The Cross and it's bohemian lifestyle in the 1930's flourished beside a very conservative middle class and this becomes the perfect setting for Joan finding her neighbour murdered. Joan starts investigating the case and incorporating it into her novel, trying to prove her worth as a crime writer despite the fact that women in the 30's 'can't write crime'. One of Joan's heroes is Sergeant Lillian Armfield, a woman investigating crime with the NSW police, but Joan never expected to be investigated by the redoubtable Sergeant herself.

We follow Joan as she rubs shoulders with the crime and bohemian set of Kings Cross in the 30's, but there is a strange twist in that her wealthy aunt has an all women club, what has this mysterious club to do with the murders? Joan is determined to find out if there is a link and to do that she must join the club.

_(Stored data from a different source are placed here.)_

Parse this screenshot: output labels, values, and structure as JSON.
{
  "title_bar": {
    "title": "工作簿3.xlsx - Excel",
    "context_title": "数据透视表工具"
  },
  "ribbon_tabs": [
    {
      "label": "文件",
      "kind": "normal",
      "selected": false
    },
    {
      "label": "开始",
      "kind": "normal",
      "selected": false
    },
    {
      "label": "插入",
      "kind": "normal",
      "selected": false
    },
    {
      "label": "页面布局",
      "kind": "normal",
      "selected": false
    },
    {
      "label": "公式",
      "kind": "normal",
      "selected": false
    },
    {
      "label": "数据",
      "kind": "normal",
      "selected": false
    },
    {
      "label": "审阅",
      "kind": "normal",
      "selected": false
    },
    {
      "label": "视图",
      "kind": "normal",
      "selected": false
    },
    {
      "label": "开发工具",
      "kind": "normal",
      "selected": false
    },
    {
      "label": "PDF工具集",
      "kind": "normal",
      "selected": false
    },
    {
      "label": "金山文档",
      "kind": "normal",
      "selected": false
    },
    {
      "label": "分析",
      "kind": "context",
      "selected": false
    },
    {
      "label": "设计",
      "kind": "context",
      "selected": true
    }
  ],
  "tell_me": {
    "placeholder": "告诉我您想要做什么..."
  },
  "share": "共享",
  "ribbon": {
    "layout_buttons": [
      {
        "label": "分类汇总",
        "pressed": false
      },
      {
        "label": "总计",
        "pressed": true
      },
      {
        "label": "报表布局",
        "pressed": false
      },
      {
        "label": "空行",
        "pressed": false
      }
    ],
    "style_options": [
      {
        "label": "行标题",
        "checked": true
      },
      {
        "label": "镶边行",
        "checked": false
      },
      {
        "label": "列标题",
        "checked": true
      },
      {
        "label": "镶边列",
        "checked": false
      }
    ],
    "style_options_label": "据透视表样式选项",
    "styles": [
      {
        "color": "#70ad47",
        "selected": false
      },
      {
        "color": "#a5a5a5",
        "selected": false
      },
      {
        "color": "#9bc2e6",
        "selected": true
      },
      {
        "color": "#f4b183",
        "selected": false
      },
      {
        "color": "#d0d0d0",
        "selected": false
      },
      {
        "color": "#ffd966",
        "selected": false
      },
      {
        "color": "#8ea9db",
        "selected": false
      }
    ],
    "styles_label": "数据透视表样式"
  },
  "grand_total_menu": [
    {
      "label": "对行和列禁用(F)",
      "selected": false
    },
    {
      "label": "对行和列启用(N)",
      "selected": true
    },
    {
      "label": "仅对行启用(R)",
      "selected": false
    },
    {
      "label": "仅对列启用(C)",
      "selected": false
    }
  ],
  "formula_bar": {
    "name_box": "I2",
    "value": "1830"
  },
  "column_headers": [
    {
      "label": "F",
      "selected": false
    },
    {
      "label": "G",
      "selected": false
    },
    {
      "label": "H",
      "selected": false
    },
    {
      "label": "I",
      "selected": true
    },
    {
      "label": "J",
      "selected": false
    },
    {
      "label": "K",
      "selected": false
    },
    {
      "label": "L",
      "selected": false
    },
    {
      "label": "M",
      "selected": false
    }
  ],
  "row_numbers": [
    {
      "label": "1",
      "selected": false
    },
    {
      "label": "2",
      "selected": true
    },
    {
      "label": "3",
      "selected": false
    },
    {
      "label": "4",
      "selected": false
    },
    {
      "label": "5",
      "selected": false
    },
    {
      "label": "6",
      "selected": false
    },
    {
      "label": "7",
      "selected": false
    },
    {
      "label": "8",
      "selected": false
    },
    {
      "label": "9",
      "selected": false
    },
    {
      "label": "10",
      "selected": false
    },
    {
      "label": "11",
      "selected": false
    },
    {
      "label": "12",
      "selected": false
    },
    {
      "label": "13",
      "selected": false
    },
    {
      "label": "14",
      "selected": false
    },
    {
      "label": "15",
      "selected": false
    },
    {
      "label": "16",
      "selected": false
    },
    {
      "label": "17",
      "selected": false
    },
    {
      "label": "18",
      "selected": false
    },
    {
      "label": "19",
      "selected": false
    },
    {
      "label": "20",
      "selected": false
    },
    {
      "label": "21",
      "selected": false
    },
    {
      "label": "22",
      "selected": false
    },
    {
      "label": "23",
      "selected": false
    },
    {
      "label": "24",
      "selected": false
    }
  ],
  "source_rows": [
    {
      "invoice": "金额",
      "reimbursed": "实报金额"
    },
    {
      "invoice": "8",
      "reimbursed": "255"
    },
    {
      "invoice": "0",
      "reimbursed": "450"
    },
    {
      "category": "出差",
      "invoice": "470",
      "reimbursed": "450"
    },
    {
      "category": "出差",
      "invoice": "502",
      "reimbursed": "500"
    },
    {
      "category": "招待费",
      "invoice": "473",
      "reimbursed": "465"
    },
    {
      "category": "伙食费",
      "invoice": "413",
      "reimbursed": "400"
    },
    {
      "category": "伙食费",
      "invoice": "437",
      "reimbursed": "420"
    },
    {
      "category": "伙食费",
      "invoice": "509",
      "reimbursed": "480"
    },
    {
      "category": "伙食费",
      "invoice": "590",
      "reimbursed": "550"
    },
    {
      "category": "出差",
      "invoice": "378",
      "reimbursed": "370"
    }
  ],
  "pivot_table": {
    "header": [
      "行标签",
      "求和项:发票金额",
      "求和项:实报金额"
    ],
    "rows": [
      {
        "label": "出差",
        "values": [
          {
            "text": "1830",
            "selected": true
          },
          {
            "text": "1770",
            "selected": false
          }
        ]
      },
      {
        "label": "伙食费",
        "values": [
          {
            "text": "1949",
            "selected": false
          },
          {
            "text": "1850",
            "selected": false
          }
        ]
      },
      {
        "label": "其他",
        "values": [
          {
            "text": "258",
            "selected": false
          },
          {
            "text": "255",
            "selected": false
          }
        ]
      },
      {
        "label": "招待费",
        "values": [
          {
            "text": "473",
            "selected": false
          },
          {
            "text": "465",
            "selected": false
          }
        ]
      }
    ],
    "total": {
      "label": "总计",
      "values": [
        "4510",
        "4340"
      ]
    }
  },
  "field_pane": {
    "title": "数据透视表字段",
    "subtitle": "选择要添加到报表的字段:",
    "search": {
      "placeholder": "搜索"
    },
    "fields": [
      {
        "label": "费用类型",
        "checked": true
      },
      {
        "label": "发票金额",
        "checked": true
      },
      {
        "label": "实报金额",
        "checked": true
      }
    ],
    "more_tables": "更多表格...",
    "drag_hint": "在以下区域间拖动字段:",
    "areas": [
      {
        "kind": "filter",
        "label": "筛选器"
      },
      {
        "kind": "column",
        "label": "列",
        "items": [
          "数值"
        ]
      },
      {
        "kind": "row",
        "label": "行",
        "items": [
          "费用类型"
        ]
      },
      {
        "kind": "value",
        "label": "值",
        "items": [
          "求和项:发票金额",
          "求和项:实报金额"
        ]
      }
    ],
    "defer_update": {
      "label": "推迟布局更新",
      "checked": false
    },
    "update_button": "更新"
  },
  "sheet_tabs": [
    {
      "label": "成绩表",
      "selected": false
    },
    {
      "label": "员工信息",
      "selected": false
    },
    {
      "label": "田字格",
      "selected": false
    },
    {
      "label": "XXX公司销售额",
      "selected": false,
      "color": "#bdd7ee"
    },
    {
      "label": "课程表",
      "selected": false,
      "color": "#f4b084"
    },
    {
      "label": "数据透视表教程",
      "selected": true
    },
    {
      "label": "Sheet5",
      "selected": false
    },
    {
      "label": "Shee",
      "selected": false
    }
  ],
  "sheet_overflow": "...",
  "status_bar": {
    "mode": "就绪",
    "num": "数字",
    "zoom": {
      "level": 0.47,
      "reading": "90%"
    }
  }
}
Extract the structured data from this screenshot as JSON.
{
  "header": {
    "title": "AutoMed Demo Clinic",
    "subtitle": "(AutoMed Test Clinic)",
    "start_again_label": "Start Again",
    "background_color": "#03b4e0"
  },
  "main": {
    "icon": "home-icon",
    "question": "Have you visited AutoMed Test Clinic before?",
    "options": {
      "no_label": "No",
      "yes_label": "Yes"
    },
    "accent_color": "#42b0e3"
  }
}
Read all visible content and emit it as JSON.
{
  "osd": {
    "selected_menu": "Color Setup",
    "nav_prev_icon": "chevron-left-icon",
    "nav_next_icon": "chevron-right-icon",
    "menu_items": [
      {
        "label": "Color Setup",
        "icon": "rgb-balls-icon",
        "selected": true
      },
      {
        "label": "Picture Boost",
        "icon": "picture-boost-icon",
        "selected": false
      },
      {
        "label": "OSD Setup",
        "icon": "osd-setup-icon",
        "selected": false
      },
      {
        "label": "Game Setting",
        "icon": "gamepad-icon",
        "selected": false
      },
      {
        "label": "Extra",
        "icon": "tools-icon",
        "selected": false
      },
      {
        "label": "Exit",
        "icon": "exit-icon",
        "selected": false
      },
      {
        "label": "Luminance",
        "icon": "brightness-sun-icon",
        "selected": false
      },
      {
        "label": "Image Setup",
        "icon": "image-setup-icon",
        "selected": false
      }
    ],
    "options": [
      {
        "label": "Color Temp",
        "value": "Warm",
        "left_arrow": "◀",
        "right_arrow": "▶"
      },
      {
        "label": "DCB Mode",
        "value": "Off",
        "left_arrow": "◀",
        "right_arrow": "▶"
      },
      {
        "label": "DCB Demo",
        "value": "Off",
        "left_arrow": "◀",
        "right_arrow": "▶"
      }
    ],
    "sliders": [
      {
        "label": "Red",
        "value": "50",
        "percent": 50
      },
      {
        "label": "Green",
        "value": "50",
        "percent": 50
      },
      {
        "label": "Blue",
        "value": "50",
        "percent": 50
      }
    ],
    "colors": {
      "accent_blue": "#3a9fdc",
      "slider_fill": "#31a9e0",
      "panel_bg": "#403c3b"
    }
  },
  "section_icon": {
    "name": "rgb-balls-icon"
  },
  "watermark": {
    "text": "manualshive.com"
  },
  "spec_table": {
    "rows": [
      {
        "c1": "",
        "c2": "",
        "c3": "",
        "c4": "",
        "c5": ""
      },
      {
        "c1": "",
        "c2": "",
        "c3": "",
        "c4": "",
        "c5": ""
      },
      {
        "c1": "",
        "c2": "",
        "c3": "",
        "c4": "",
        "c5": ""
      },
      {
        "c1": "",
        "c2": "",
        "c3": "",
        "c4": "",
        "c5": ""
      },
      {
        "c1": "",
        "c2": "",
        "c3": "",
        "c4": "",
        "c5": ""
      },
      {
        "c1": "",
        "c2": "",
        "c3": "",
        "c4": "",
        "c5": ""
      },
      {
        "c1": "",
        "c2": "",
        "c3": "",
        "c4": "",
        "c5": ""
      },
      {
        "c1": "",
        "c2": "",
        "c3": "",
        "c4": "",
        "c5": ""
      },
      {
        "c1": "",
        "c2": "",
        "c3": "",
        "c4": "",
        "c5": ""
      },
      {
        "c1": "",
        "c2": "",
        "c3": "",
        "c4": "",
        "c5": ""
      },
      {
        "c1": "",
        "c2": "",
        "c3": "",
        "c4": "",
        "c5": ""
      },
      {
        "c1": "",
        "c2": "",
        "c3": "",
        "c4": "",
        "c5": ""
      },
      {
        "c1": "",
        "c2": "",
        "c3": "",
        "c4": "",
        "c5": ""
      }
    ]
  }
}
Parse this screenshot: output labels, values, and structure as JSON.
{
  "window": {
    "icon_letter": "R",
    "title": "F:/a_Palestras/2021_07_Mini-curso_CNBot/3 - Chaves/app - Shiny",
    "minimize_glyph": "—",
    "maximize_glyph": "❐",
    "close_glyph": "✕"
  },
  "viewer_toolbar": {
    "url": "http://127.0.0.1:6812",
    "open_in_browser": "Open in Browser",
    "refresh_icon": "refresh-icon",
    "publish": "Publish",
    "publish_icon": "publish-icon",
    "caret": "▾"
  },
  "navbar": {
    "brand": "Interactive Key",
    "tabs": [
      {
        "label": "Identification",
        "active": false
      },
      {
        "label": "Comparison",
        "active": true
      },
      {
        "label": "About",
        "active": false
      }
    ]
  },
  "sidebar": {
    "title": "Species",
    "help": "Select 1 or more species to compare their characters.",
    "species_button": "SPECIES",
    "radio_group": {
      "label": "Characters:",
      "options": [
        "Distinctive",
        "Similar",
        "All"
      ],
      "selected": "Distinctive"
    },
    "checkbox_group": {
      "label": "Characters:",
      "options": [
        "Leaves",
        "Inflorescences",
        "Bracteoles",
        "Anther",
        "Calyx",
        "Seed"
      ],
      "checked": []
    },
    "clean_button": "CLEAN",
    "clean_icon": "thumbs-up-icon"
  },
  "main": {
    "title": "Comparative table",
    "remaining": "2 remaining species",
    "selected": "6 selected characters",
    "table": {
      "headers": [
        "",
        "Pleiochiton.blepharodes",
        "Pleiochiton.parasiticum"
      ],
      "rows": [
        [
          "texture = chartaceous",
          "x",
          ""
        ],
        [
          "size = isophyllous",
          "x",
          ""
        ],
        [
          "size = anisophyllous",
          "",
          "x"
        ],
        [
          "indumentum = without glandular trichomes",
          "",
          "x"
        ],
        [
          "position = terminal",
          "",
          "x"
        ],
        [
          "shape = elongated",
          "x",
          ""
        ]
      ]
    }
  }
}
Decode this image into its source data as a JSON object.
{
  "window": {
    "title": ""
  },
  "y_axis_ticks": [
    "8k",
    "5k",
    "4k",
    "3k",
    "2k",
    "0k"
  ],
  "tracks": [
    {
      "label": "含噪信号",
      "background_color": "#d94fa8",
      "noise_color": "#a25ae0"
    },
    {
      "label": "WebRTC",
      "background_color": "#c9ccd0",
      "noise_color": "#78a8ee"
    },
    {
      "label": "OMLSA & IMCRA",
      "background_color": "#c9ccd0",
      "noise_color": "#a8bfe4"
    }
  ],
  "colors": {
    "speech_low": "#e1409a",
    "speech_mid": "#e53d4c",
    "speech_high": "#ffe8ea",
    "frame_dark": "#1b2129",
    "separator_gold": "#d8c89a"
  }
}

The author does the most spectacular job of building the 1930's in Sydney, the attention to actual events is good, like the Harbour Bridge being under construction while characters take the ferry over the harbour and muse on the fact that soon the ferry will stop, this is then followed with a scene at the opening of the bridge. Then there are small personal details to round it out, like descriptions of streets and houses of Kings Cross, theater on the North shore, a multitude of tiny details that are so well integrated into the story that setting becomes a skillful, three dimensional entity that is convincing and delightful to read.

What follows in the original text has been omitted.